Potrebbe riguardare un episodio specifico (un trauma), oppure una condizione generale (es: i ricordi di come ci si sentiva annullati dalle critiche dei genitori). Ricordi e temi di vita dolorosi possono nascondersi oltre la coscienza e stimoli del presente possono farli rivivere richiamando parti di Sé dimenticate ma bisognose di essere (ri)conosciute e integrate.
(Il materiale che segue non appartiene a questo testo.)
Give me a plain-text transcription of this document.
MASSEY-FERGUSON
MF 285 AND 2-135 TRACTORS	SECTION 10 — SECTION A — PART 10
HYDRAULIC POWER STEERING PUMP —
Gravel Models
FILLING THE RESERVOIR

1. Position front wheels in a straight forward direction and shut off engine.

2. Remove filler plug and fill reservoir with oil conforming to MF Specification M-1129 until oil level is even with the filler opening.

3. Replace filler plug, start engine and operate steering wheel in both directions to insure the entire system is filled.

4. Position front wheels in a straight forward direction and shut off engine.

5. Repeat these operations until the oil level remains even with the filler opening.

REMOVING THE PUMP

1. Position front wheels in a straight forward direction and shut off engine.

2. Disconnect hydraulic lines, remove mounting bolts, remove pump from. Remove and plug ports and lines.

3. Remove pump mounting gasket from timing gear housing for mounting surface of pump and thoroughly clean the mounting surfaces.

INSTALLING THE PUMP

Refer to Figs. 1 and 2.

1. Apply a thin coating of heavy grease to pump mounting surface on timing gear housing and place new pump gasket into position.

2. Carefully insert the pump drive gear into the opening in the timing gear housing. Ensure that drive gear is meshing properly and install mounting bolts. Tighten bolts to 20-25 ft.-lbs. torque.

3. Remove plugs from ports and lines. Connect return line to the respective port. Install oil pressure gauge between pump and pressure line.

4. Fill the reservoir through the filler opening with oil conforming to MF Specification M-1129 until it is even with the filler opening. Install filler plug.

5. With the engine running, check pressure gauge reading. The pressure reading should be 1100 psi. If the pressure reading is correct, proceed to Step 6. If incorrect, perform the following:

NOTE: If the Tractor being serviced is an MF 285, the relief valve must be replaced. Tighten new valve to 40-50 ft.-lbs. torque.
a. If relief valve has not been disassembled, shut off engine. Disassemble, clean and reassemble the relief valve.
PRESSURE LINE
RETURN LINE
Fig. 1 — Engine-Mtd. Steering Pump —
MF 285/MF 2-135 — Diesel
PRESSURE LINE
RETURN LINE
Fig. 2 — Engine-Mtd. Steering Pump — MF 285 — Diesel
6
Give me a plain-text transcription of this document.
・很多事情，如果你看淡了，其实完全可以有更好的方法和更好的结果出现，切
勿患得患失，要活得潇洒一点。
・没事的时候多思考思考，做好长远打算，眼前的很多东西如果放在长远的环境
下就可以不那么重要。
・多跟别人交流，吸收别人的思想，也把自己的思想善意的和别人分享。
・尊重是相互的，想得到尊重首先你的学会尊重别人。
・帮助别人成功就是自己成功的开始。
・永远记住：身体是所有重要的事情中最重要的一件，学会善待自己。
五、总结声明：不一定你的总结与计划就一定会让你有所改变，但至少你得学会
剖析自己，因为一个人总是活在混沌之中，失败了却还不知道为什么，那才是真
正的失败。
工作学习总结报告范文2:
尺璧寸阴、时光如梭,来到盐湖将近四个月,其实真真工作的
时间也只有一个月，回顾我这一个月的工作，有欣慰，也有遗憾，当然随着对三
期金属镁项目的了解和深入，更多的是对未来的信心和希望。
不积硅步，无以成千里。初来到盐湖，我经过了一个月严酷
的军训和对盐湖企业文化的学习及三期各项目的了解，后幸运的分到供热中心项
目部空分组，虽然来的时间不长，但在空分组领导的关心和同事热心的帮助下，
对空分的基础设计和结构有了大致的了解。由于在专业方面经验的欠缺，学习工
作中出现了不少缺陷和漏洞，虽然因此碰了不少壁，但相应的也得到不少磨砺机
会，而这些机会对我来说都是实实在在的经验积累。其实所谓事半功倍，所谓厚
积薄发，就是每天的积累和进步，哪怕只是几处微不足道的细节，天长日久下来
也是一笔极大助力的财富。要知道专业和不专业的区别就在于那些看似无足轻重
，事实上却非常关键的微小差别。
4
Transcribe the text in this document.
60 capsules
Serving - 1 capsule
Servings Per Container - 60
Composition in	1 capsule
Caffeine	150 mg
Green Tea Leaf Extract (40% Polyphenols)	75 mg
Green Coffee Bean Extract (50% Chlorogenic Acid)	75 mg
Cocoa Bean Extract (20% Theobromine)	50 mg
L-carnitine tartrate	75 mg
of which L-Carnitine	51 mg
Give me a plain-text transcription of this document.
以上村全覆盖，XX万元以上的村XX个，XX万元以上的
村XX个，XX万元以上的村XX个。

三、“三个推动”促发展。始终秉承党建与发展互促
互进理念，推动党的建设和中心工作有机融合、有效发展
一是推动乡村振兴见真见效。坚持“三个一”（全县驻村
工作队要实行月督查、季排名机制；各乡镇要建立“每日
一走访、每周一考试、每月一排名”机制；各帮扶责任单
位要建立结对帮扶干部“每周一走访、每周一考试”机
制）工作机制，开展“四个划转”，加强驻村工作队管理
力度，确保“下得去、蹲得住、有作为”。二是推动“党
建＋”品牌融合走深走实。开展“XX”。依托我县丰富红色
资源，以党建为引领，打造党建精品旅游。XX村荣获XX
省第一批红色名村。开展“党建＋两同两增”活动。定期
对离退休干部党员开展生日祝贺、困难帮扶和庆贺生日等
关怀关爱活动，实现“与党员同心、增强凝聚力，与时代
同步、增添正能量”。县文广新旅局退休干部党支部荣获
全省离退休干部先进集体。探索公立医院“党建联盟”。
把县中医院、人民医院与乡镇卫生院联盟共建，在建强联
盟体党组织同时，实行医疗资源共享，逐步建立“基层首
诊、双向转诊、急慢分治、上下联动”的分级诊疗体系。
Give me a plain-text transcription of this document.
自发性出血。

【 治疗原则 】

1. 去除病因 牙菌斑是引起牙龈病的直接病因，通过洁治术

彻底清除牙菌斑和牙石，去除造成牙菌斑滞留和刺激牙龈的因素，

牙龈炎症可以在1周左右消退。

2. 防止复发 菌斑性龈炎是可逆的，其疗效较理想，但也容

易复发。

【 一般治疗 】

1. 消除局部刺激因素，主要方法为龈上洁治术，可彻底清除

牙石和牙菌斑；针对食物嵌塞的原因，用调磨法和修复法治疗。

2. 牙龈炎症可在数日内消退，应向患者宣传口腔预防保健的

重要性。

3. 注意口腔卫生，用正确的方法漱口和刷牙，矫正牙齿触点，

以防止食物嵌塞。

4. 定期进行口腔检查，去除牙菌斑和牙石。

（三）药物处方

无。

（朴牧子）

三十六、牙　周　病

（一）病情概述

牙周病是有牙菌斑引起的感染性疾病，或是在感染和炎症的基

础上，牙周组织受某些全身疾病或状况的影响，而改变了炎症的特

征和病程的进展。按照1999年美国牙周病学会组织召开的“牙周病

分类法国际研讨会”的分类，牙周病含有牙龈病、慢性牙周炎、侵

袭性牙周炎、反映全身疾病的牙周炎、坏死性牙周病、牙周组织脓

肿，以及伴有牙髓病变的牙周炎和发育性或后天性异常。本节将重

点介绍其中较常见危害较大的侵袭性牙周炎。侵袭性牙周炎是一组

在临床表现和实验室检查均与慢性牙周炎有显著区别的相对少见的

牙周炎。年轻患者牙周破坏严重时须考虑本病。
Un esempio può essere rappresentato da chi, a ogni presa in giro del proprio capo, rischia di provare lo stesso senso di umiliazione ricevuto ad opera di un insegnante alle elementari. A questo punto la coscienza potrebbe apparentemente trarre vantaggio dall’inibire l’accesso di questi ricordi a sé stessa. E quindi cristallizza e protegge negli anni il grande segreto innescando una serie di meccanismi di difesa che generano sistemi disfunzionali e patologie che probabilmente non sarebbero comparse altrimenti. E’ fondamentale, per noi clinici, mantenere un approccio integrato e per questo inserire protocolli mirati alla cura del trauma, per accompagnare la persona che ha scelto di condividere con noi un percorso di psicoterapia, a svelare a se stess* il grande segreto.

Ci vuole davvero grande coraggio e fiducia per decidere di attraversare insieme quel confine, per conoscere cosa vi si nasconde, abitandolo per comprendere che non può distruggerci, ma renderci più forti e consapevoli. E tanta consapevolezza clinica e profondo rispetto verso i passaggi evolutivi di chi ha scelto di donarci la sua storia di vita e il suo grande segreto.